Implication: Coordination efforts should:

Survey private attitudes (reveal true preferences)
Publicize support for coordination (break pluralistic ignorance)
Create visible commitment mechanisms (signal intent to cooperate)

---

Lesson 5: Emergence Beats Design

Designed vs. Emergent Norms

The Stanford Encyclopedia notes that norms are often "the unplanned result of individuals' interaction," not the product of human design. This suggests a distinction:

Designed norms: Formal rules imposed by authorities
Emergent norms: Organic patterns that arise from interaction

Research suggests emergent norms may be more robust because:

They arise from actual interaction patterns
Participants have ownership of the norm
They adapt to local conditions

Application to AI Safety

This creates a tension. We need to "design" coordination mechanisms, but designed norms may be fragile. How to resolve?
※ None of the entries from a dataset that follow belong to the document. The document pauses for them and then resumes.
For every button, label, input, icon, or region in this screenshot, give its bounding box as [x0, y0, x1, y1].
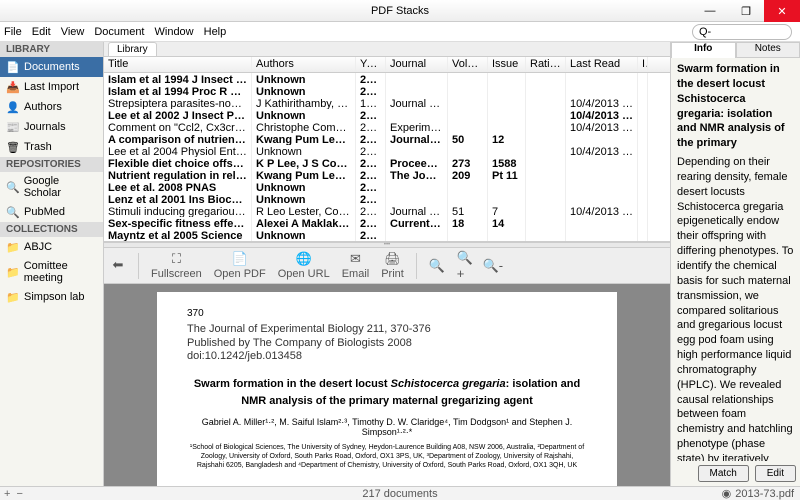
back-button-icon: ⬅	[110, 257, 126, 273]
comittee-meeting-icon: 📁	[6, 265, 20, 279]
table-row[interactable]: Comment on "Ccl2, Cx3cr1 and Ccl2/Cx…Chr…	[104, 121, 670, 133]
menu-document[interactable]: Document	[94, 26, 144, 38]
email-button-icon: ✉	[347, 251, 363, 267]
close-button[interactable]: ✕	[764, 0, 800, 22]
last-import-icon: 📥	[6, 80, 20, 94]
paper-title: Swarm formation in the desert locust Sch…	[187, 375, 587, 409]
title-bar: PDF Stacks — ❐ ✕	[0, 0, 800, 22]
pdf-preview: 370 The Journal of Experimental Biology …	[104, 284, 670, 486]
sidebar-item-simpson-lab[interactable]: 📁Simpson lab	[0, 287, 103, 307]
menu-help[interactable]: Help	[204, 26, 227, 38]
tab-bar: Library	[104, 42, 670, 57]
simpson-lab-icon: 📁	[6, 290, 20, 304]
column-year[interactable]: Year	[356, 57, 386, 72]
edit-button[interactable]: Edit	[755, 465, 796, 482]
paper-affiliations: ¹School of Biological Sciences, The Univ…	[187, 443, 587, 470]
maximize-button[interactable]: ❐	[728, 0, 764, 22]
tab-library[interactable]: Library	[108, 42, 157, 56]
table-row[interactable]: Mayntz et al 2005 ScienceUnknown2013	[104, 229, 670, 241]
app-title: PDF Stacks	[371, 5, 429, 17]
table-row[interactable]: Sex-specific fitness effects of nutrie…A…	[104, 217, 670, 229]
sidebar-item-comittee-meeting[interactable]: 📁Comittee meeting	[0, 257, 103, 287]
sidebar: LIBRARY 📄Documents📥Last Import👤Authors📰J…	[0, 42, 104, 486]
column-rating[interactable]: Rating	[526, 57, 566, 72]
sidebar-item-trash[interactable]: 🗑Trash	[0, 137, 103, 157]
table-row[interactable]: A comparison of nutrient regulation …Kwa…	[104, 133, 670, 145]
table-row[interactable]: Lee et al. 2008 PNASUnknown2013	[104, 181, 670, 193]
menu-bar: File Edit View Document Window Help	[0, 22, 800, 42]
zoom-reset[interactable]: 🔍	[429, 258, 445, 274]
menu-view[interactable]: View	[61, 26, 85, 38]
table-row[interactable]: Islam et al 1994 J Insect PhysiolUnknown…	[104, 73, 670, 85]
google-scholar-icon: 🔍	[6, 180, 20, 194]
column-title[interactable]: Title	[104, 57, 252, 72]
search-input[interactable]: Q-	[692, 24, 792, 40]
column-im[interactable]: Im	[638, 57, 648, 72]
paper-authors: Gabriel A. Miller¹·², M. Saiful Islam²·³…	[187, 417, 587, 437]
table-row[interactable]: Lenz et al 2001 Ins Biochem Mol BiolUnkn…	[104, 193, 670, 205]
document-table: TitleAuthorsYearJournalVolumeIssueRating…	[104, 57, 670, 242]
pubmed-icon: 🔍	[6, 205, 20, 219]
column-issue[interactable]: Issue	[488, 57, 526, 72]
email-button[interactable]: ✉Email	[342, 251, 370, 280]
sidebar-item-pubmed[interactable]: 🔍PubMed	[0, 202, 103, 222]
column-volume[interactable]: Volume	[448, 57, 488, 72]
sidebar-item-authors[interactable]: 👤Authors	[0, 97, 103, 117]
sidebar-item-last-import[interactable]: 📥Last Import	[0, 77, 103, 97]
tab-notes[interactable]: Notes	[736, 42, 800, 58]
column-journal[interactable]: Journal	[386, 57, 448, 72]
preview-toolbar: ⬅ ⛶Fullscreen 📄Open PDF 🌐Open URL ✉Email 🖨Pri…	[104, 248, 670, 284]
status-pdf[interactable]: 2013-73.pdf	[735, 488, 794, 500]
page-number: 370	[187, 308, 587, 319]
chrome-icon: ◉	[722, 487, 732, 500]
journals-icon: 📰	[6, 120, 20, 134]
authors-icon: 👤	[6, 100, 20, 114]
minimize-button[interactable]: —	[692, 0, 728, 22]
back-button[interactable]: ⬅	[110, 257, 126, 274]
table-row[interactable]: Stimuli inducing gregarious colouratio…R…	[104, 205, 670, 217]
menu-edit[interactable]: Edit	[32, 26, 51, 38]
library-header: LIBRARY	[0, 42, 103, 57]
open-url-button[interactable]: 🌐Open URL	[278, 251, 330, 280]
collections-header: COLLECTIONS	[0, 222, 103, 237]
open-pdf-button[interactable]: 📄Open PDF	[214, 251, 266, 280]
documents-icon: 📄	[6, 60, 20, 74]
status-count: 217 documents	[362, 488, 437, 500]
print-button[interactable]: 🖨Print	[381, 251, 404, 280]
sidebar-item-google-scholar[interactable]: 🔍Google Scholar	[0, 172, 103, 202]
tab-info[interactable]: Info	[671, 42, 736, 58]
abjc-icon: 📁	[6, 240, 20, 254]
match-button[interactable]: Match	[698, 465, 749, 482]
table-row[interactable]: Lee et al 2002 J Insect PhysiolUnknown20…	[104, 109, 670, 121]
repositories-header: REPOSITORIES	[0, 157, 103, 172]
status-bar: +− 217 documents ◉2013-73.pdf	[0, 486, 800, 500]
column-last-read[interactable]: Last Read	[566, 57, 638, 72]
table-row[interactable]: Strepsiptera parasites-novel biocontrol……	[104, 97, 670, 109]
table-row[interactable]: Nutrient regulation in relation to die…K…	[104, 169, 670, 181]
menu-file[interactable]: File	[4, 26, 22, 38]
trash-icon: 🗑	[6, 140, 20, 154]
open-pdf-button-icon: 📄	[232, 251, 248, 267]
table-row[interactable]: Lee et al 2004 Physiol EntomolUnknown201…	[104, 145, 670, 157]
info-panel: Info Notes Swarm formation in the desert…	[670, 42, 800, 486]
sidebar-item-journals[interactable]: 📰Journals	[0, 117, 103, 137]
table-row[interactable]: Flexible diet choice offsets protein c…K…	[104, 157, 670, 169]
info-abstract: Depending on their rearing density, fema…	[677, 155, 794, 461]
fullscreen-button[interactable]: ⛶Fullscreen	[151, 251, 202, 280]
zoom-out[interactable]: 🔍-	[485, 258, 501, 274]
menu-window[interactable]: Window	[155, 26, 194, 38]
open-url-button-icon: 🌐	[296, 251, 312, 267]
info-title: Swarm formation in the desert locust Sch…	[677, 62, 794, 151]
column-authors[interactable]: Authors	[252, 57, 356, 72]
sidebar-item-abjc[interactable]: 📁ABJC	[0, 237, 103, 257]
zoom-in[interactable]: 🔍+	[457, 258, 473, 274]
fullscreen-button-icon: ⛶	[168, 251, 184, 267]
print-button-icon: 🖨	[385, 251, 401, 267]
add-button[interactable]: +	[4, 488, 10, 500]
table-row[interactable]: Islam et al 1994 Proc R Soc BUnknown2013	[104, 85, 670, 97]
remove-button[interactable]: −	[16, 488, 22, 500]
sidebar-item-documents[interactable]: 📄Documents	[0, 57, 103, 77]
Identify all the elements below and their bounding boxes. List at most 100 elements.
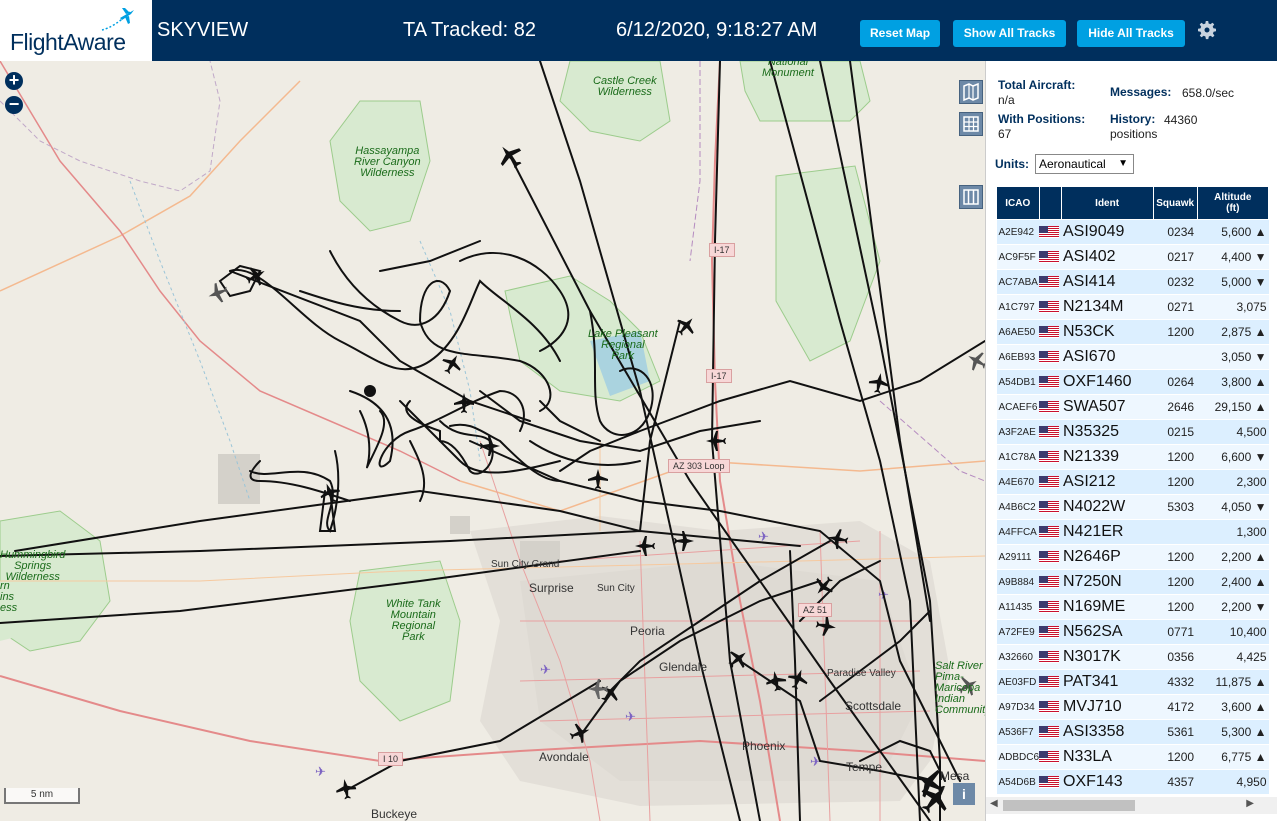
table-cell-squawk: 0771 [1153, 619, 1198, 645]
info-icon[interactable]: i [953, 783, 975, 805]
table-cell-altitude: 2,200 ▼ [1197, 594, 1269, 620]
column-altitude[interactable]: Altitude (ft) [1196, 186, 1270, 220]
table-row[interactable]: A6EB93 ASI670 3,050 ▼ [996, 344, 1269, 370]
table-cell-altitude: 6,600 ▼ [1197, 444, 1269, 470]
table-cell-icao: A54D6B [996, 769, 1040, 795]
zoom-in-button[interactable]: + [5, 71, 23, 90]
table-row[interactable]: A9B884 N7250N 1200 2,400 ▲ [996, 569, 1269, 595]
units-selected-value: Aeronautical [1039, 157, 1106, 171]
column-squawk[interactable]: Squawk [1152, 186, 1198, 220]
show-all-tracks-button[interactable]: Show All Tracks [953, 20, 1066, 47]
table-row[interactable]: A3F2AE N35325 0215 4,500 [996, 419, 1269, 445]
column-icao[interactable]: ICAO [996, 186, 1040, 220]
us-flag-icon [1039, 444, 1061, 470]
gear-icon[interactable] [1195, 18, 1219, 42]
table-cell-squawk: 4357 [1153, 769, 1198, 795]
table-cell-ident: N4022W [1061, 494, 1154, 520]
map-view[interactable]: ✈ ✈ ✈ ✈ ✈ ✈ National Monument Castle Cre… [0, 61, 985, 821]
table-cell-ident: N53CK [1061, 319, 1154, 345]
messages-label: Messages: [1110, 85, 1172, 99]
units-select[interactable]: Aeronautical ▼ [1035, 154, 1134, 174]
table-row[interactable]: A32660 N3017K 0356 4,425 [996, 644, 1269, 670]
scroll-left-icon[interactable]: ◀ [990, 798, 998, 809]
history-value: 44360 [1164, 113, 1198, 127]
columns-toggle-button[interactable] [959, 185, 983, 209]
label-national-monument: National Monument [762, 61, 814, 79]
header-bar: FlightAware SKYVIEW TA Tracked: 82 6/12/… [0, 0, 1277, 61]
city-sun-city-grand: Sun City Grand [491, 559, 560, 570]
us-flag-icon [1039, 369, 1061, 395]
table-cell-altitude: 4,950 [1197, 769, 1269, 795]
us-flag-icon [1039, 319, 1061, 345]
table-cell-squawk: 1200 [1153, 319, 1198, 345]
table-cell-icao: A1C797 [996, 294, 1040, 320]
table-cell-icao: A11435 [996, 594, 1040, 620]
map-icon [963, 82, 979, 102]
table-cell-icao: A4B6C2 [996, 494, 1040, 520]
table-row[interactable]: A4B6C2 N4022W 5303 4,050 ▼ [996, 494, 1269, 520]
aircraft-sidebar: Total Aircraft: n/a With Positions: 67 M… [985, 61, 1277, 821]
hide-all-tracks-button[interactable]: Hide All Tracks [1077, 20, 1185, 47]
flightaware-logo[interactable]: FlightAware [0, 0, 152, 61]
zoom-out-button[interactable]: − [5, 95, 23, 114]
table-row[interactable]: ADBDC6 N33LA 1200 6,775 ▲ [996, 744, 1269, 770]
table-cell-ident: N33LA [1061, 744, 1154, 770]
horizontal-scrollbar[interactable]: ◀ ▶ [986, 797, 1277, 814]
grid-toggle-button[interactable] [959, 112, 983, 136]
table-row[interactable]: A536F7 ASI3358 5361 5,300 ▲ [996, 719, 1269, 745]
table-row[interactable]: A4FFCA N421ER 1,300 [996, 519, 1269, 545]
app-title: SKYVIEW [157, 19, 249, 41]
table-row[interactable]: A97D34 MVJ710 4172 3,600 ▲ [996, 694, 1269, 720]
column-ident[interactable]: Ident [1060, 186, 1154, 220]
table-cell-ident: ASI3358 [1061, 719, 1154, 745]
table-row[interactable]: A4E670 ASI212 1200 2,300 [996, 469, 1269, 495]
table-cell-altitude: 4,050 ▼ [1197, 494, 1269, 520]
label-salt-river: Salt River Pima- Maricopa Indian Communi… [935, 660, 985, 716]
table-row[interactable]: AC9F5F ASI402 0217 4,400 ▼ [996, 244, 1269, 270]
shield-az303: AZ 303 Loop [668, 459, 730, 473]
aircraft-table: ICAO Ident Squawk Altitude (ft) A2E942 AS… [996, 186, 1270, 795]
columns-icon [963, 189, 979, 205]
shield-i17-south: I-17 [706, 369, 732, 383]
scrollbar-thumb[interactable] [1003, 800, 1135, 811]
table-cell-ident: N21339 [1061, 444, 1154, 470]
map-layers-button[interactable] [959, 80, 983, 104]
table-row[interactable]: AC7ABA ASI414 0232 5,000 ▼ [996, 269, 1269, 295]
label-hassayampa: Hassayampa River Canyon Wilderness [354, 145, 421, 179]
us-flag-icon [1039, 719, 1061, 745]
table-cell-altitude: 2,875 ▲ [1197, 319, 1269, 345]
scroll-right-icon[interactable]: ▶ [1246, 798, 1254, 809]
table-row[interactable]: A6AE50 N53CK 1200 2,875 ▲ [996, 319, 1269, 345]
table-row[interactable]: A54DB1 OXF1460 0264 3,800 ▲ [996, 369, 1269, 395]
table-row[interactable]: A11435 N169ME 1200 2,200 ▼ [996, 594, 1269, 620]
table-row[interactable]: AE03FD PAT341 4332 11,875 ▲ [996, 669, 1269, 695]
table-header-row: ICAO Ident Squawk Altitude (ft) [996, 186, 1270, 220]
label-white-tank: White Tank Mountain Regional Park [386, 598, 441, 643]
city-buckeye: Buckeye [371, 807, 418, 821]
label-lake-pleasant: Lake Pleasant Regional Park [588, 328, 658, 362]
reset-map-button[interactable]: Reset Map [860, 20, 940, 47]
table-cell-altitude: 2,300 [1197, 469, 1269, 495]
table-cell-ident: PAT341 [1061, 669, 1154, 695]
table-cell-squawk: 2646 [1153, 394, 1198, 420]
table-row[interactable]: A1C797 N2134M 0271 3,075 [996, 294, 1269, 320]
table-cell-icao: A97D34 [996, 694, 1040, 720]
table-cell-ident: ASI670 [1061, 344, 1154, 370]
table-row[interactable]: A54D6B OXF143 4357 4,950 [996, 769, 1269, 795]
table-row[interactable]: A72FE9 N562SA 0771 10,400 [996, 619, 1269, 645]
table-row[interactable]: A2E942 ASI9049 0234 5,600 ▲ [996, 219, 1269, 245]
table-cell-icao: A4FFCA [996, 519, 1040, 545]
us-flag-icon [1039, 419, 1061, 445]
table-cell-squawk: 0232 [1153, 269, 1198, 295]
table-cell-ident: ASI9049 [1061, 219, 1154, 245]
table-cell-altitude: 3,600 ▲ [1197, 694, 1269, 720]
column-flag[interactable] [1038, 186, 1062, 220]
table-cell-altitude: 29,150 ▲ [1197, 394, 1269, 420]
us-flag-icon [1039, 769, 1061, 795]
city-sun-city: Sun City [597, 583, 635, 594]
table-row[interactable]: A1C78A N21339 1200 6,600 ▼ [996, 444, 1269, 470]
table-row[interactable]: ACAEF6 SWA507 2646 29,150 ▲ [996, 394, 1269, 420]
table-row[interactable]: A29111 N2646P 1200 2,200 ▲ [996, 544, 1269, 570]
us-flag-icon [1039, 269, 1061, 295]
table-cell-ident: N3017K [1061, 644, 1154, 670]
Hybrid approach: 1. Create conditions for emergent coordination (repeated interactions, transparency) 2. Design lightweight frameworks that emerging norms can fill in 3. Don't over-specify - leave room for organic development

Example: Instead of a detailed treaty specifying all coordination rules, create:

Regular fora for lab interaction
Transparency requirements that reveal behavior
Minimal commitments that allow norms to develop

---

Synthesis: A Norms-Aware Coordination Strategy

Combining these insights, a norms-aware approach to AI safety coordination would:

1. Build Dual Expectations

Empirical: Track and publicize safety practices so labs know what others are doing
Normative: Cultivate community consensus that coordination is expected/valued

2. Create Accountability Infrastructure

Enable praise for safety leaders
Enable blame for reckless racing
Build social meaning around coordination

3. Don't Assume Inefficient Norms Will Die

Racing may persist despite obvious risks
Active intervention needed, not passive waiting

4. Combat Pluralistic Ignorance

Survey private attitudes
Publicize coordination support
Create visible commitment signals

5. Foster Emergence Within Frameworks

Design minimal structures
Allow norms to develop organically
Don't over-specify

---

Limitations and Open Questions

What This Framework Doesn't Solve

1. Enforcement against powerful actors - Social pressure may not work against well-resourced labs 2. International coordination - Norms may not cross cultural/national boundaries easily 3. Timing - Norms take time to develop; AI timelines may be short 4. Verification - How to know if labs are actually complying with norms?

Open Research Questions

1. Can we accelerate norm emergence for urgent problems? 2. How do norms interact with formal legal mechanisms? 3. What's the role of individual leadership in norm change? 4. How do norms transfer across cultural contexts?

---

Conclusion

Social norms research reveals that coordination is not just about mechanism design - it's about shaping expectations, creating accountability, and fostering emergence. For AI safety coordination to succeed, we need:

Norms, not just mechanisms - Social expectations matter
Accountability, not just incentives - Praise and blame shape behavior
Patience and intervention - Inefficient norms don't self-correct
Transparency - Pluralistic ignorance blocks coordination
Emergence-friendly design - Leave room for organic development

The racing norm in AI development is inefficient, persistent, and potentially catastrophic. Understanding norm dynamics is essential for changing it.

---

References

Akerlof, G. (1976). The economics of caste and of the rat race and other woeful tales.
Axelrod, R. (1984). The Evolution of Cooperation.
Bicchieri, C. (2006). The Grammar of Society: The Nature and Dynamics of Social Norms.
Bicchieri, C. (2016). Norms in the Wild: How to Diagnose, Measure, and Change Social Norms.
Brennan, G., Eriksson, L., Goodin, R., & Southwood, N. (2013). Explaining Norms.
Coleman, J. (1990). Foundations of Social Theory.
Dawes, R. (1972). Problems of assessing the effectiveness of social innovations.
Schelling, T. (1960). The Strategy of Conflict.
Ullmann-Margalit, E. (1977). The Emergence of Norms.

---

This paper draws on the Stanford Encyclopedia of Philosophy entry on Social Norms.